Research / Research Highlights

A New Machine Learning Retrieval of Liquid Water Path Optimized for Mixed-Phase Cold-Air Outbreaks

Submitter

Zuidema, Paquita — University of Miami

Area of Research

Cloud Distributions/Characterizations

Journal Reference

Ephraim S, P Zuidema, T Juliano, C Grasmick, M Cadeddu, B Geerts, J French, A Pazmany, and S Woods. 2025. "A New Machine Learning Retrieval of Liquid Water Path Optimized for Mixed-Phase Cold Air Outbreaks Using Radiometer and Radar Observations." Journal of Atmospheric and Oceanic Technology, 10.1175/JTECH-D-24-0132.1.

Science

Retrievals from a below-cloud aircraft level leg from 29 Feb 2024 during the NSF CAESAR campaign, across a closed to open-celled transition, with cloud temperatures of ~ -20C. (a) WCR reflectivity and (b) Doppler velocity with in situ vertical velocity included. Plane’s altitude with time indicated with a dotted red line. (c) LWP retrieval. In combination these show how the super-cooled liquid component becomes larger but more inhomogeneous as the clouds transition from stratiform to cumulus, even in these cold conditions.
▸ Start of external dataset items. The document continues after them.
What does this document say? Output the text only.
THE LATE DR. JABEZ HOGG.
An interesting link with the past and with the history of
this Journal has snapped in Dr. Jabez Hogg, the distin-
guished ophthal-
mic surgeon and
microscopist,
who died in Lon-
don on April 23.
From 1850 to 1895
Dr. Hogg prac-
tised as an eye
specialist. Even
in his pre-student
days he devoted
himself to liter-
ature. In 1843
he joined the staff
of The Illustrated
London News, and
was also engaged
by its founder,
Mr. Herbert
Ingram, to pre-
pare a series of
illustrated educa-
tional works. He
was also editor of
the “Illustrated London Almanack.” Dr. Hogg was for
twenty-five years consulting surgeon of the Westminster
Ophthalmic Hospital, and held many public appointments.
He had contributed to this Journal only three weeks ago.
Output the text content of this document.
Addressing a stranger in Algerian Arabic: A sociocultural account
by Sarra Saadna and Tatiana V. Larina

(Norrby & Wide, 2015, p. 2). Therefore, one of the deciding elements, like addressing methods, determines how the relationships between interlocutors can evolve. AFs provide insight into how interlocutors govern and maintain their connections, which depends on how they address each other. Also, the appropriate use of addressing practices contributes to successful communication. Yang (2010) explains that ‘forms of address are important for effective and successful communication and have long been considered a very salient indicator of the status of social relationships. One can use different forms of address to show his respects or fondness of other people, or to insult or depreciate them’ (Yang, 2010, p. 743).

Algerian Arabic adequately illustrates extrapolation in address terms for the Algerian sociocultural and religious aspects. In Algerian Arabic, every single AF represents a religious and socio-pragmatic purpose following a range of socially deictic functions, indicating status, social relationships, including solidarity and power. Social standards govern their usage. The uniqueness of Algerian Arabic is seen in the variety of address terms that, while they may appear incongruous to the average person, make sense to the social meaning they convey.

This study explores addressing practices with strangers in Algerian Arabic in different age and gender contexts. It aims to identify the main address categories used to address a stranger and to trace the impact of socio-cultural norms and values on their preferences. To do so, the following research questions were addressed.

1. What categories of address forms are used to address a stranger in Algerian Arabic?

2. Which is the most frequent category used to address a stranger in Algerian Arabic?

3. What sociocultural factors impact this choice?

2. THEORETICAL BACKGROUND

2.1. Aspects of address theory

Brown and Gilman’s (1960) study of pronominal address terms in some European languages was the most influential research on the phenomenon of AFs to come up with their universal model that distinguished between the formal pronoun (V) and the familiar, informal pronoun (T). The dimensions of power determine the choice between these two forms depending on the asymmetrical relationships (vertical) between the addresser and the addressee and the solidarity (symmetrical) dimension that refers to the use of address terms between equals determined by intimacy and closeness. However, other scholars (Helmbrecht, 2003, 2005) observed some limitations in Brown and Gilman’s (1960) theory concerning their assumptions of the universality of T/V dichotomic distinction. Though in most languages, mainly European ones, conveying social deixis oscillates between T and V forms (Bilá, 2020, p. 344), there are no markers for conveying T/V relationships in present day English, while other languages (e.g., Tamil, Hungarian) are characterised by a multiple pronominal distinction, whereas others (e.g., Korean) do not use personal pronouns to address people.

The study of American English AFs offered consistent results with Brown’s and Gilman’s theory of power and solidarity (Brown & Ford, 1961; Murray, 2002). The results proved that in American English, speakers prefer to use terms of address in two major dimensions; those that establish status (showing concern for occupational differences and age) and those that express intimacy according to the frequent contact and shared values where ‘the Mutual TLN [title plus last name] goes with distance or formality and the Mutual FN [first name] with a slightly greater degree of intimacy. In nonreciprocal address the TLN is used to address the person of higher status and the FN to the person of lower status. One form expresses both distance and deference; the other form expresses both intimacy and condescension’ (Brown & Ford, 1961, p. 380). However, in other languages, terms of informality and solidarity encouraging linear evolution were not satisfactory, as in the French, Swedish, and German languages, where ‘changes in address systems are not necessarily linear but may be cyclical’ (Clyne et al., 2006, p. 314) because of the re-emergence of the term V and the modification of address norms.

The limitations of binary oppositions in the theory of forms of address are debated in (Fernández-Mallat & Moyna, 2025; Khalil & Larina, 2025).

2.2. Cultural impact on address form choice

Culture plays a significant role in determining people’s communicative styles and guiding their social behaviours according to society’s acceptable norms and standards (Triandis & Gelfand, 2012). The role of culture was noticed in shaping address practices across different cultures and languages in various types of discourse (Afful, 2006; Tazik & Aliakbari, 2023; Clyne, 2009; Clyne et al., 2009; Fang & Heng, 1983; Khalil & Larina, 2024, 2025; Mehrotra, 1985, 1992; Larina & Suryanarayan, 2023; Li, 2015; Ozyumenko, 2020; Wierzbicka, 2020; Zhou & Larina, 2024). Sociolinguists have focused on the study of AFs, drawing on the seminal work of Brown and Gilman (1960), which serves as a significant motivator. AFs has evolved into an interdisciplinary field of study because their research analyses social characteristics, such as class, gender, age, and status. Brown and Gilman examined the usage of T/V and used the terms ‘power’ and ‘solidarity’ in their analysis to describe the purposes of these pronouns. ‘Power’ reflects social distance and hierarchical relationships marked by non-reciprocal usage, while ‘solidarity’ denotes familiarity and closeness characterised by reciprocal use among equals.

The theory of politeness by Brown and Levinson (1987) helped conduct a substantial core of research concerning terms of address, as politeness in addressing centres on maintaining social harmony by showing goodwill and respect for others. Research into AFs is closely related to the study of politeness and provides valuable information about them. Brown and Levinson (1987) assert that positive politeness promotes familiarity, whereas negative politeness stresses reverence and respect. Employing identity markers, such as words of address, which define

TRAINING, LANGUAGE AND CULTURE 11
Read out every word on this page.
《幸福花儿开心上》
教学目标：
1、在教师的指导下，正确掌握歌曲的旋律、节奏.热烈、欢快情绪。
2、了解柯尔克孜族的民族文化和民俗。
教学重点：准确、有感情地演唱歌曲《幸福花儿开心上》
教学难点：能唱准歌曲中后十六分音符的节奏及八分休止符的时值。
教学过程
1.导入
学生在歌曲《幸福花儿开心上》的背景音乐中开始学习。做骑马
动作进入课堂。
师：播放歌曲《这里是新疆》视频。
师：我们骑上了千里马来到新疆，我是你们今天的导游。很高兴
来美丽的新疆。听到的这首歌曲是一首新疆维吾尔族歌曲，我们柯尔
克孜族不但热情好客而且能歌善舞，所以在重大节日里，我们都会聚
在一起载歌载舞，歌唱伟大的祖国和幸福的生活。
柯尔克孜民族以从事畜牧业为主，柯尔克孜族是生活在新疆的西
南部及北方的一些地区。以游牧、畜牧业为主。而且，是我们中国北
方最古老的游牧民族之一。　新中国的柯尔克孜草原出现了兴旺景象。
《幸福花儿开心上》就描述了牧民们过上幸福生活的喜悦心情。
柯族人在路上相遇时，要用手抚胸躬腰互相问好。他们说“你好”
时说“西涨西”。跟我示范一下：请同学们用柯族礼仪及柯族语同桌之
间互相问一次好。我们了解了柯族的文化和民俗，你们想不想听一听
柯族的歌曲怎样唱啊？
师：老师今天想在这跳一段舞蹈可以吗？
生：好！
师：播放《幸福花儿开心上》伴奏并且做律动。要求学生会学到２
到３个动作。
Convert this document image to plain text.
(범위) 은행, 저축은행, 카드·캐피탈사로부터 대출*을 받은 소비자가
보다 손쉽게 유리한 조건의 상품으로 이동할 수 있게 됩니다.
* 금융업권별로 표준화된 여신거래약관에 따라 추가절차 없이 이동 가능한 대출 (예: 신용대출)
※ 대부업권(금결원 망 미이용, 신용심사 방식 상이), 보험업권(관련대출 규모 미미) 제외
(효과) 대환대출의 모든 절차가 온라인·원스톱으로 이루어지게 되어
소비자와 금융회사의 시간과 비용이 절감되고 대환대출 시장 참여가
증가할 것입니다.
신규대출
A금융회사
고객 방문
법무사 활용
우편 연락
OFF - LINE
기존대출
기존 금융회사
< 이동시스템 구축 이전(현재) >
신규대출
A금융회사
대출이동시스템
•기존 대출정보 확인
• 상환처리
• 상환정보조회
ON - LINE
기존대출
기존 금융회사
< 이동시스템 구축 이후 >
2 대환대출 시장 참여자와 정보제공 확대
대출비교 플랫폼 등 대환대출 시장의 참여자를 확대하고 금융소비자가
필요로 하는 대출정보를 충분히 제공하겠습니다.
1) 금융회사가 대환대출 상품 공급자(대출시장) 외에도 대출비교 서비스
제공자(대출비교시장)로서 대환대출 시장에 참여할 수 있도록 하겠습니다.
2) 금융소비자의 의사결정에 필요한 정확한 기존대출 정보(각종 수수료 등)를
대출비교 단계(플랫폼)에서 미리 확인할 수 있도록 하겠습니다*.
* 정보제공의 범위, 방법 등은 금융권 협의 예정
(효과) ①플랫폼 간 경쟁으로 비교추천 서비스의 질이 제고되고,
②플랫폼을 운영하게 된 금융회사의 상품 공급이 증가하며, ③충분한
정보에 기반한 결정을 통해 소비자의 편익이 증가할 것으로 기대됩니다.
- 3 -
Cold-air outbreaks over high-latitude oceans typically include mixed-phase clouds and precipitation—in particular supercooled liquid clouds that support snow and graupel through ice growth processes. Here, we present a machine learning approach to retrieve liquid water path (LWP) using passive microwave measurements combined with vertically integrated radar reflectivities. The approach is an extension of Cadeddu et al. (2009), with the novel addition of radar reflectivity. The machine learning models are trained using the Passive and Active Microwave Radiative Transfer (PAMTRA) code applied to output from numerical simulations of three independent cold-air outbreaks sampled during the Cold-Air Outbreaks in the Marine Boundary Layer Experiment (COMBLE) campaign. Brightness temperatures corresponding to the four sidebands of an upward-looking G-band (183 GHz) vapor radiometer, along with the vertically integrated reflectivity from a zenith-pointing 95-GHz Wyoming Cloud Radar, are simulated from the perspective of a near-surface aircraft track. The radar reflectivity helps discriminate the snow contribution to the brightness temperatures. The machine learning models are thereafter tested on a simulation of an independent cold-air outbreak during COMBLE and against measurements from the U.S. Department of Energy (DOE) Atmospheric Radiation Measurement (ARM) North Slope of Alaska (NSA) observatory. This machine learning approach is shown to provide robust, computationally efficient, near-real-time measurements of LWP and water vapor path during the Cold-Air Outbreak Experiment in the Sub-Arctic Region (CAESAR) campaign in February-April 2024.

Impact

The partitioning of the total water into the liquid and ice phases impacts both weather and climate prediction, but accurate measurements on the phase partitioning remain difficult to acquire, especially near–real time.

Summary

Arctic clouds typically include both supercooled liquid and ice within the same column. Their relative amount is important to understand for both weather and climate processes. The retrieval of super-cooled liquid water path (LWP) has not yet been done from aircraft using DOE data to our knowledge. Here, we present a machine learning approach to retrieving LWP using passive microwave measurements combined with vertically integrated radar reflectivities. The approach, based on COMBLE simulations, is shown to be robust, computationally efficient, and applicable in near-real-time.